Though many commentators take sabbatismos as either salvation rest in Christ now and in the future or exclusively eschatological rest, its use here in light of the flow of the contextual argument and its LXX usages suggest a different meaning. The LXX use has already been noted. In the context of Hebrews 4:9-10, the divine rests referred to have at least three things in common: 1) a divine rest after a divine work; 2) a rest to be entered in terms of man’s obedience and worship in light of the divine work/rest; and 3) a day of rest as a pledge and token of the divine work/rest and of man’s entrance into it. Each divine rest as given to the people of God (i.e., at creation and Canaan) both had an abiding rest day remaining once the rest was instituted. If the other two divine rests included rest-keeping in the form of a Sabbath day, it is not without warrant to expect future divine rests (assuming they occur) to include the same. I am suggesting Hebrews 4:9-10 indicates just such a rest.

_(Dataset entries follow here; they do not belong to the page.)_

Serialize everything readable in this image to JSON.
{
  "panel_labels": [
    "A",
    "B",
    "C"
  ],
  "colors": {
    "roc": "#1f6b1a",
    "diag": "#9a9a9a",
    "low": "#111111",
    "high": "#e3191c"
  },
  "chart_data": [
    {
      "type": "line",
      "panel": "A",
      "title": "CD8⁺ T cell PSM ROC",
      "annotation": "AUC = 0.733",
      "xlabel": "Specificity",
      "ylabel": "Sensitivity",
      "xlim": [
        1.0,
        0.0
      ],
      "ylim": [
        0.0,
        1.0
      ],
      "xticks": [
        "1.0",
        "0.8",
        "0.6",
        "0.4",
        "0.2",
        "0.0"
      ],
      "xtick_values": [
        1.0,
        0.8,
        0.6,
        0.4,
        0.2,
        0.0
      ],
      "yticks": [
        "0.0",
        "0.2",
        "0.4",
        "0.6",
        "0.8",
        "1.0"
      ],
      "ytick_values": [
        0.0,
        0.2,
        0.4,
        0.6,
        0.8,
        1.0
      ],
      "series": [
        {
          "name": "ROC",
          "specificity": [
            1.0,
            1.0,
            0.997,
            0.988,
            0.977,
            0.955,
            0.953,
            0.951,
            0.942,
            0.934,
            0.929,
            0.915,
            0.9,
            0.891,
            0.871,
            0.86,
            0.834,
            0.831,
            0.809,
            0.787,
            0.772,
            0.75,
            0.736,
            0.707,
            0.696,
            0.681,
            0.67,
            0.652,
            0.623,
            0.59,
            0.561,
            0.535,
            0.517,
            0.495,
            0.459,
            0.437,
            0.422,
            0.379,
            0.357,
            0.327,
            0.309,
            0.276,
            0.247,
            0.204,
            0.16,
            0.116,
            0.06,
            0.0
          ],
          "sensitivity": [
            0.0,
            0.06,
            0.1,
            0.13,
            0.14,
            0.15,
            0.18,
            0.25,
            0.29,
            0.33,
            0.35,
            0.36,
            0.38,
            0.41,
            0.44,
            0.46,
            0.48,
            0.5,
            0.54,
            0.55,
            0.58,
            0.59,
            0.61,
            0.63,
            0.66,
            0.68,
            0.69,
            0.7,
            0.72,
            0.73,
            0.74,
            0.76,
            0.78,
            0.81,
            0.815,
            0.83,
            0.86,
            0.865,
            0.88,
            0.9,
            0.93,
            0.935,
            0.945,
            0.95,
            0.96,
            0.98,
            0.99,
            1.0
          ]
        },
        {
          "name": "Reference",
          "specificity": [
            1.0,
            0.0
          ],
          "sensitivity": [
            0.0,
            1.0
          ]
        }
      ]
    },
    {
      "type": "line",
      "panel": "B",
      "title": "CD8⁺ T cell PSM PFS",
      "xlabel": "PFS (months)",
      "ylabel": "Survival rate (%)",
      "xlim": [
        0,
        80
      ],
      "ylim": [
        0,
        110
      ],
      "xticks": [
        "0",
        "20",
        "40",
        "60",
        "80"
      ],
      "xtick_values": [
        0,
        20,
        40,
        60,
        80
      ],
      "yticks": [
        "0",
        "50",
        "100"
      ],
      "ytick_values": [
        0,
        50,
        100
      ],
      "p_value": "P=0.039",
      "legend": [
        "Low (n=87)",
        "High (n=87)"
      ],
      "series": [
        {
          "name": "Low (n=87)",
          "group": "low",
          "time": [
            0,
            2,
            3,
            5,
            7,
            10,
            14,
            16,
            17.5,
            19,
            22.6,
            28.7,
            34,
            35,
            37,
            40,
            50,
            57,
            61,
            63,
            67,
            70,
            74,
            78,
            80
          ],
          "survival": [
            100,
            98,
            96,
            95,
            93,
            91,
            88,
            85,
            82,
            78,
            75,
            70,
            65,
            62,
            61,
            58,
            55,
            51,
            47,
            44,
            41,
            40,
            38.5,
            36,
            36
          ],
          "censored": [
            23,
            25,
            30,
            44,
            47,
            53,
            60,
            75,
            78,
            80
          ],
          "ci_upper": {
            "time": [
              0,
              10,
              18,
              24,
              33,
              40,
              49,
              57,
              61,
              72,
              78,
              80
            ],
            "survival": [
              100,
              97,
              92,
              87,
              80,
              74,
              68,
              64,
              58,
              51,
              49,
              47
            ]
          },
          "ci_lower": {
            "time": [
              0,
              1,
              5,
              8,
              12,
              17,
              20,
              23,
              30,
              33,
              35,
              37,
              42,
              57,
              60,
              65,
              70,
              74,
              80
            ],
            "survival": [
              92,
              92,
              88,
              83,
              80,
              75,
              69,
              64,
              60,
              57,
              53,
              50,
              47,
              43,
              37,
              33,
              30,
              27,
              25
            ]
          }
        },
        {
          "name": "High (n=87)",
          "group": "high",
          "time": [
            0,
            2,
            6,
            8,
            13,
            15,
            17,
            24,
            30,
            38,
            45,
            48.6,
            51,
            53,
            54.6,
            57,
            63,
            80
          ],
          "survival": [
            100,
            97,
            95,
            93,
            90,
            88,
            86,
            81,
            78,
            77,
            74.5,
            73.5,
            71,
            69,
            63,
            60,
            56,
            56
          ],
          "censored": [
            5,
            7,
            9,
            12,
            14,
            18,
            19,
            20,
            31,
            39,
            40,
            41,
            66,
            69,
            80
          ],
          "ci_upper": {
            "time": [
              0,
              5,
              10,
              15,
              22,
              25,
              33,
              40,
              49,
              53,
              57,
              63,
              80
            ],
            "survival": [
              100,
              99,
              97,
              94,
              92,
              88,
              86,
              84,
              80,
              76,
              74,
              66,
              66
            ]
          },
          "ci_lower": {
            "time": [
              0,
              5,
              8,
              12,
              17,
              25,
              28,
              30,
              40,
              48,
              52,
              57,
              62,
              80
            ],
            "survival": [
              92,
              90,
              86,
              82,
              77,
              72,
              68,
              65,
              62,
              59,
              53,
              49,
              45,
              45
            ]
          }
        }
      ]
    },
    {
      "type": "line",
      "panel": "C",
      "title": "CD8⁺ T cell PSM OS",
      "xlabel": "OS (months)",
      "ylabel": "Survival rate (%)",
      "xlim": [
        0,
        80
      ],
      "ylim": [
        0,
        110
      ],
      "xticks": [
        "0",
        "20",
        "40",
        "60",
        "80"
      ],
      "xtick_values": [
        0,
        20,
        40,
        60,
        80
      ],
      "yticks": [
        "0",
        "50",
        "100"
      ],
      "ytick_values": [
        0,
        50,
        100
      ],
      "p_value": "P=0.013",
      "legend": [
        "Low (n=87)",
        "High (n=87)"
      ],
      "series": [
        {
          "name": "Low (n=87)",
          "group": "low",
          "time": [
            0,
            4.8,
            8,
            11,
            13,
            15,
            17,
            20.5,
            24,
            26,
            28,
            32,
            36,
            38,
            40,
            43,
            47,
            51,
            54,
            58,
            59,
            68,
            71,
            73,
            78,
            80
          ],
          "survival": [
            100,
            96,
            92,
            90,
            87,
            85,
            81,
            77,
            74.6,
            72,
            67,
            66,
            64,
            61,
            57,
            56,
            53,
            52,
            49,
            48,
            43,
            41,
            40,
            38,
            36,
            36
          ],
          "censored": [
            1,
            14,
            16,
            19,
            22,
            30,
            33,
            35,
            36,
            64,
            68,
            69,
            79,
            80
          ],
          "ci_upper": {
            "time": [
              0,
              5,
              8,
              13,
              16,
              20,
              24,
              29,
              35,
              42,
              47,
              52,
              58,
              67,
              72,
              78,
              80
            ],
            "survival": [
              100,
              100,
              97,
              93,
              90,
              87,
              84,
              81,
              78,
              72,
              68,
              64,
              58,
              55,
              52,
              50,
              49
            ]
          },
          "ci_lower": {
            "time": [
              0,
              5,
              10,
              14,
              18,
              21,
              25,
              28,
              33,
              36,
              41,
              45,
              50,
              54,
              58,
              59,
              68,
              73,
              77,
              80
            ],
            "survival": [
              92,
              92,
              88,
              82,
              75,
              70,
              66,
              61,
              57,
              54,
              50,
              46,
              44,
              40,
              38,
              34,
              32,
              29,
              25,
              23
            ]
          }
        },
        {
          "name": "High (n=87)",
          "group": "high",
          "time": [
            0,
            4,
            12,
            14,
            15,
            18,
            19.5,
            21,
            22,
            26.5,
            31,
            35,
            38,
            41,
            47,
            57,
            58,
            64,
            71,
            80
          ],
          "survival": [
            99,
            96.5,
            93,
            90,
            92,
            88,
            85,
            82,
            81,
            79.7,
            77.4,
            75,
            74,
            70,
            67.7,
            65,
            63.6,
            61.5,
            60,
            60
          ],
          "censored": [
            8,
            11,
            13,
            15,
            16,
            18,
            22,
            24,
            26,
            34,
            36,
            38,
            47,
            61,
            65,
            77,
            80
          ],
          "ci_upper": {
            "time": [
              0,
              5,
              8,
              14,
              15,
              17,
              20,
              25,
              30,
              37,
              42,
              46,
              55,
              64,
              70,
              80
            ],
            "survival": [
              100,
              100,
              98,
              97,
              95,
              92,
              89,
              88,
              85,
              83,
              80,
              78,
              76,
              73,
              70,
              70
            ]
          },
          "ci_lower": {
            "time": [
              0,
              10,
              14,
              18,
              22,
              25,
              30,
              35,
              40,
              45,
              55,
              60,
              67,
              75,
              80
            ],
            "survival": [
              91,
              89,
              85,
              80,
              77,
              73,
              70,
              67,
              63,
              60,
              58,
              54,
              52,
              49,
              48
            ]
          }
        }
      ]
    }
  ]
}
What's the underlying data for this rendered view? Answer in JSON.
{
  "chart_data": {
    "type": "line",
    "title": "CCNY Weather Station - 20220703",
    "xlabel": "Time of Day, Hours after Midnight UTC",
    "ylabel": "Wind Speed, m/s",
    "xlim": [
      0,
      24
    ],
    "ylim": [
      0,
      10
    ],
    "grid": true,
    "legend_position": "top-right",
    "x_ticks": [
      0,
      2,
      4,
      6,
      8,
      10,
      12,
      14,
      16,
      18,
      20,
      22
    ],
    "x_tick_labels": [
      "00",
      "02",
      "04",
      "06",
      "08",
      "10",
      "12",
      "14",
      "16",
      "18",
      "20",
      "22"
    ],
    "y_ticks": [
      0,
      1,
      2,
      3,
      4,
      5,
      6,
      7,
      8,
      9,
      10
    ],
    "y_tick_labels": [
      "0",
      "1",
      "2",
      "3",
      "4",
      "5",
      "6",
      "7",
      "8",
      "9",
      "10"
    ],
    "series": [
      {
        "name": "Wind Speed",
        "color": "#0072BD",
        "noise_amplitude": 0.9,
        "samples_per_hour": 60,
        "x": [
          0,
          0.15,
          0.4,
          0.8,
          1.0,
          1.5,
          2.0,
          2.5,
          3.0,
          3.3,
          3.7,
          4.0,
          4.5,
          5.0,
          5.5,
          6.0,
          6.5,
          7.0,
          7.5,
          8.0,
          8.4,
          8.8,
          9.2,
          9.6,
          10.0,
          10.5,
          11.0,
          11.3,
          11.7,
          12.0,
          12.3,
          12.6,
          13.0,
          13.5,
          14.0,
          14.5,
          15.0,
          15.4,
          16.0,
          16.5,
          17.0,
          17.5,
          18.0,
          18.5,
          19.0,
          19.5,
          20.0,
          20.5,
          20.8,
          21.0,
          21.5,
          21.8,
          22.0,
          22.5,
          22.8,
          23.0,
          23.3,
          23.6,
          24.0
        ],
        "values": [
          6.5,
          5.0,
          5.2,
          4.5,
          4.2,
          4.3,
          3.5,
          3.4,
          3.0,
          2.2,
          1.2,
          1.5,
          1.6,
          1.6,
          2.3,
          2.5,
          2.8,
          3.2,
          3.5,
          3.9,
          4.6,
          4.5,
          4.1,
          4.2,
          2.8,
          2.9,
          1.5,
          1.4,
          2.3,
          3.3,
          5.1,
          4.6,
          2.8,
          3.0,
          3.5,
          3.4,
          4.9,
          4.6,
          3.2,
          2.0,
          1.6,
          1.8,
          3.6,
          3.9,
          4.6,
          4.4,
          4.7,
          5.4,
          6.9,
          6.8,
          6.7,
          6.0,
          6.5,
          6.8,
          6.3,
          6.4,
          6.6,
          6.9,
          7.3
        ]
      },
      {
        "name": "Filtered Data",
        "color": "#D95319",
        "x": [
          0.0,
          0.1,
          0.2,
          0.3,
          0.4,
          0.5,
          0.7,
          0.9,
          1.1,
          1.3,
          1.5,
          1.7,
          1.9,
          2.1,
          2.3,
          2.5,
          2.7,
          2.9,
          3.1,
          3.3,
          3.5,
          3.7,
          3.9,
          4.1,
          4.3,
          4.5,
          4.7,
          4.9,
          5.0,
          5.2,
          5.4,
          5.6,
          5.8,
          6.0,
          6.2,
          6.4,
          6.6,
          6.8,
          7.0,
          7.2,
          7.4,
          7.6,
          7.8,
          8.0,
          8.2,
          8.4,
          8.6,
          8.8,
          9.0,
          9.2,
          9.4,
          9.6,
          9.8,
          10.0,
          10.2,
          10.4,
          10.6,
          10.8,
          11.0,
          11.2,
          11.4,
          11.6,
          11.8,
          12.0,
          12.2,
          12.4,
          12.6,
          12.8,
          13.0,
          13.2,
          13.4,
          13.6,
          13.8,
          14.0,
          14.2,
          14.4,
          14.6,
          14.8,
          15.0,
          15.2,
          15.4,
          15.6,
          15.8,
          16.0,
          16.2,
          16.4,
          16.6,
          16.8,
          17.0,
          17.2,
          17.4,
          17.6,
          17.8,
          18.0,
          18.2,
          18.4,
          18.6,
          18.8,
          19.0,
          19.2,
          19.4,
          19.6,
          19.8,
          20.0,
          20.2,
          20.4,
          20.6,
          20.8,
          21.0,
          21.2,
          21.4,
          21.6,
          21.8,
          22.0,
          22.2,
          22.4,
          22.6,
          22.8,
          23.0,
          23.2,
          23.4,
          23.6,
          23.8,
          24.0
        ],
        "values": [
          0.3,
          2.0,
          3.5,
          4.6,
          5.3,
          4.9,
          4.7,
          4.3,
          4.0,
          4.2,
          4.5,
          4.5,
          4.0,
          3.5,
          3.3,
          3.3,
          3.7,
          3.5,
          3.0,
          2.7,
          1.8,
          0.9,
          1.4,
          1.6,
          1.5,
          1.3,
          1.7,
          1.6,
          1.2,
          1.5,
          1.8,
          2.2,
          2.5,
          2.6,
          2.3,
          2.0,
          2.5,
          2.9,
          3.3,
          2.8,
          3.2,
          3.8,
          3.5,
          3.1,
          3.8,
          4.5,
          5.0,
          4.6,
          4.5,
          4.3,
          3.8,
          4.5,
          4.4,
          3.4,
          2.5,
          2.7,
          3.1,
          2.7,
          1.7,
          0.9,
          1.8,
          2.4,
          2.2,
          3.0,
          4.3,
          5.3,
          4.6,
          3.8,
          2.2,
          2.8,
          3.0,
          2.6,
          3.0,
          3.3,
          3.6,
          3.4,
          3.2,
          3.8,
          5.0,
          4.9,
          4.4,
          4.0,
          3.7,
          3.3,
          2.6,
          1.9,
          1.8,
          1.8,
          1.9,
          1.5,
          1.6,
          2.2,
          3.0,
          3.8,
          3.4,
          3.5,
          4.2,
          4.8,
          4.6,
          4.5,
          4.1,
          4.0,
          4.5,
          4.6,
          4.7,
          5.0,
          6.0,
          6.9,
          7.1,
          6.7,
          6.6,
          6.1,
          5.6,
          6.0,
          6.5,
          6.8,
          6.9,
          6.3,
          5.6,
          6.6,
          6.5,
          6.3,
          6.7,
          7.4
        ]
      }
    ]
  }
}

 Lincoln, “Sabbath, Rest, and Eschatology in the New Testament,” 213.
Just as the temple yields to Christ and is transformed to fit the redemptive-historical circumstances brought in by his sufferings and glory, so the Sabbath yields to Christ and is transformed to fit the same redemptive-historical circumstances. The inaugurated new covenant has both a temple and a Sabbath. This connects Christ’s teaching on the temple and the Sabbath with subsequent revelation.
It is necessary to distinguish between symbols and types. A symbol portrays a fact or reality that presently exists. A type is prospective. Perhaps Geerhardus Vos’ discussion of the fourth commandment can help at this juncture. In his Biblical Theology the fourth commandment gets much more comment from Vos than the others. One of the reasons is due to its origin and modified applicability throughout redemptive history.